What Nonprofits Should Do First When Moving to the Cloud
Step No. 1 will put all the other steps into perspective: Find a partner that has experience working with nonprofits.
The actual services may be the same between a cloud provider that hasn’t worked with nonprofits and one that has; you may get the same level of security, similar user interfaces or the same IAM solution. But when you choose a provider that’s versed in the unique needs of nonprofits, you’re opening yourself up to a partnership, not a vendorship.
The right cloud provider will know what customization to offer nonprofits, be aware of the sensitivities involved with 501(c)(3) work and understand the role tech plays in operations. It will understand the nuances of working with both staff and board to gain stakeholder buy-in, which is critical.

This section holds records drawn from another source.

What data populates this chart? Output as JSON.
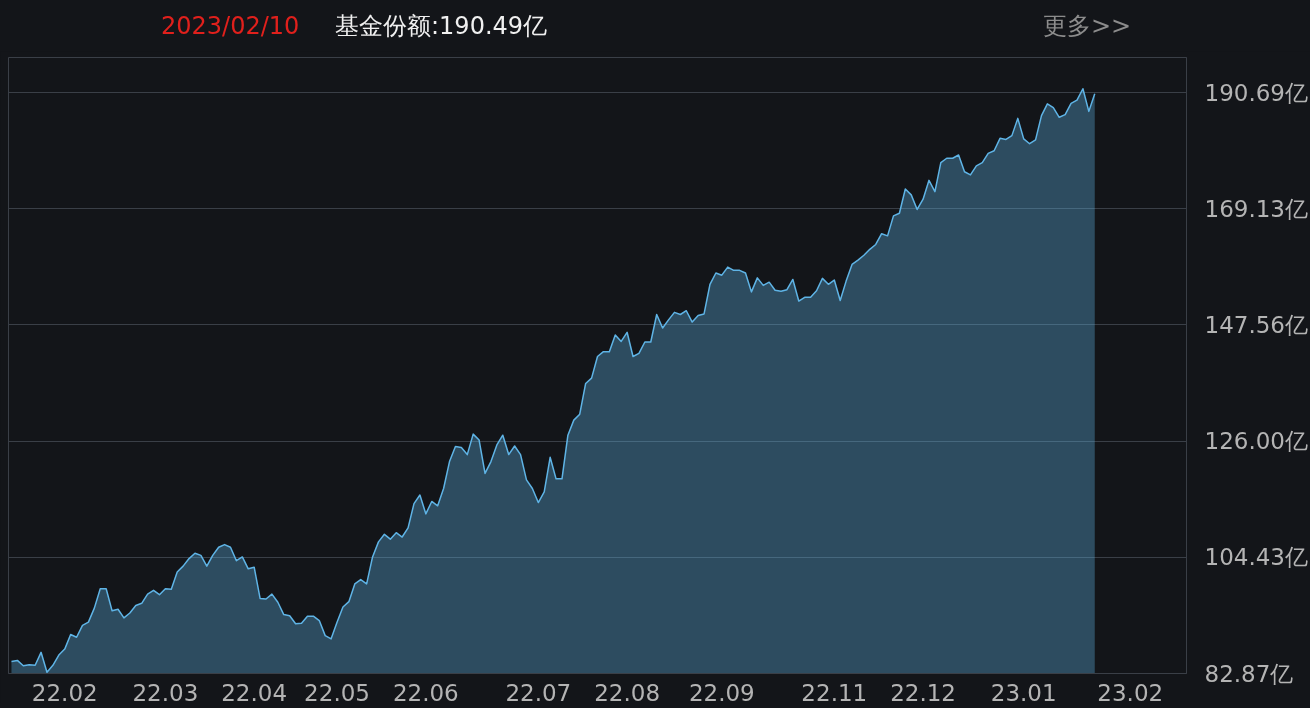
{
  "chart_data": {
    "type": "area",
    "title": "2023/02/10",
    "subtitle": "基金份额:190.49亿",
    "annotations": [
      "更多>>"
    ],
    "categories": [
      null,
      null,
      null,
      null,
      null,
      null,
      null,
      null,
      null,
      "22.02",
      null,
      null,
      null,
      null,
      null,
      null,
      null,
      null,
      null,
      null,
      null,
      null,
      null,
      null,
      null,
      null,
      "22.03",
      null,
      null,
      null,
      null,
      null,
      null,
      null,
      null,
      null,
      null,
      null,
      null,
      null,
      null,
      "22.04",
      null,
      null,
      null,
      null,
      null,
      null,
      null,
      null,
      null,
      null,
      null,
      null,
      null,
      "22.05",
      null,
      null,
      null,
      null,
      null,
      null,
      null,
      null,
      null,
      null,
      null,
      null,
      null,
      null,
      "22.06",
      null,
      null,
      null,
      null,
      null,
      null,
      null,
      null,
      null,
      null,
      null,
      null,
      null,
      null,
      null,
      null,
      null,
      null,
      "22.07",
      null,
      null,
      null,
      null,
      null,
      null,
      null,
      null,
      null,
      null,
      null,
      null,
      null,
      null,
      "22.08",
      null,
      null,
      null,
      null,
      null,
      null,
      null,
      null,
      null,
      null,
      null,
      null,
      null,
      null,
      null,
      "22.09",
      null,
      null,
      null,
      null,
      null,
      null,
      null,
      null,
      null,
      null,
      null,
      null,
      null,
      null,
      null,
      null,
      null,
      null,
      "22.11",
      null,
      null,
      null,
      null,
      null,
      null,
      null,
      null,
      null,
      null,
      null,
      null,
      null,
      null,
      "22.12",
      null,
      null,
      null,
      null,
      null,
      null,
      null,
      null,
      null,
      null,
      null,
      null,
      null,
      null,
      null,
      null,
      "23.01",
      null,
      null,
      null,
      null,
      null,
      null,
      null,
      null,
      null,
      null,
      null,
      null,
      null,
      null,
      null,
      null,
      null,
      "23.02",
      null,
      null,
      null,
      null,
      null,
      null,
      null,
      null,
      null
    ],
    "series": [
      {
        "color": "#5fb4e6",
        "values": [
          85.1,
          85.3,
          84.3,
          84.5,
          84.4,
          86.8,
          83.1,
          84.4,
          86.3,
          87.4,
          90.1,
          89.6,
          91.8,
          92.4,
          95.0,
          98.6,
          98.6,
          94.5,
          94.8,
          93.2,
          94.1,
          95.5,
          95.9,
          97.6,
          98.3,
          97.5,
          98.6,
          98.5,
          101.7,
          102.8,
          104.2,
          105.2,
          104.8,
          102.8,
          104.8,
          106.3,
          106.8,
          106.3,
          103.8,
          104.5,
          102.3,
          102.6,
          96.8,
          96.7,
          97.6,
          96.1,
          93.8,
          93.6,
          92.1,
          92.2,
          93.5,
          93.5,
          92.7,
          89.9,
          89.3,
          92.4,
          95.2,
          96.2,
          99.5,
          100.3,
          99.5,
          104.5,
          107.3,
          108.7,
          107.8,
          109.0,
          108.2,
          109.9,
          114.4,
          116.0,
          112.5,
          114.8,
          114.0,
          117.2,
          122.2,
          125.0,
          124.8,
          123.5,
          127.3,
          126.2,
          120.0,
          122.2,
          125.3,
          127.1,
          123.5,
          125.1,
          123.5,
          118.8,
          117.2,
          114.6,
          116.6,
          123.0,
          119.0,
          119.0,
          127.1,
          129.9,
          131.0,
          136.7,
          137.7,
          141.7,
          142.6,
          142.6,
          145.7,
          144.5,
          146.2,
          141.7,
          142.3,
          144.4,
          144.4,
          149.5,
          147.0,
          148.5,
          149.9,
          149.5,
          150.2,
          148.1,
          149.3,
          149.6,
          155.1,
          157.2,
          156.8,
          158.3,
          157.7,
          157.7,
          157.2,
          153.7,
          156.3,
          154.9,
          155.5,
          154.0,
          153.8,
          154.1,
          156.0,
          152.0,
          152.7,
          152.7,
          153.9,
          156.2,
          155.1,
          155.9,
          152.1,
          155.7,
          158.8,
          159.6,
          160.5,
          161.6,
          162.5,
          164.5,
          164.1,
          167.8,
          168.3,
          172.8,
          171.7,
          169.0,
          170.9,
          174.4,
          172.3,
          177.7,
          178.5,
          178.5,
          179.1,
          176.0,
          175.4,
          177.1,
          177.7,
          179.4,
          179.9,
          182.2,
          182.0,
          182.7,
          185.9,
          182.1,
          181.2,
          181.9,
          186.4,
          188.6,
          187.9,
          186.1,
          186.6,
          188.7,
          189.3,
          191.4,
          187.2,
          190.49,
          null,
          null,
          null,
          null,
          null,
          null,
          null,
          null,
          null,
          null,
          null,
          null,
          null,
          null,
          null
        ]
      }
    ],
    "ylim": [
      82.87,
      197.2
    ],
    "yticks": [
      {
        "value": 82.87,
        "label": "82.87亿"
      },
      {
        "value": 104.43,
        "label": "104.43亿"
      },
      {
        "value": 126.0,
        "label": "126.00亿"
      },
      {
        "value": 147.56,
        "label": "147.56亿"
      },
      {
        "value": 169.13,
        "label": "169.13亿"
      },
      {
        "value": 190.69,
        "label": "190.69亿"
      }
    ],
    "grid": "y"
  }
}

Many individual firms also understand the importance of nonprofit support and adjust their offerings accordingly. Operations such as Microsoft's Azure cloud offer free training and discounts. Microsoft offers discounts on application suites and business intelligence tools; Google’s solutions include a no-cost Workplace tier. And Amazon Web Services also offers cloud services for nonprofits.
Regardless of the solution your nonprofit pursues, one guiding vision can help land you in the right place: a partnership that allows you to do the work your nonprofit exists to do in this world.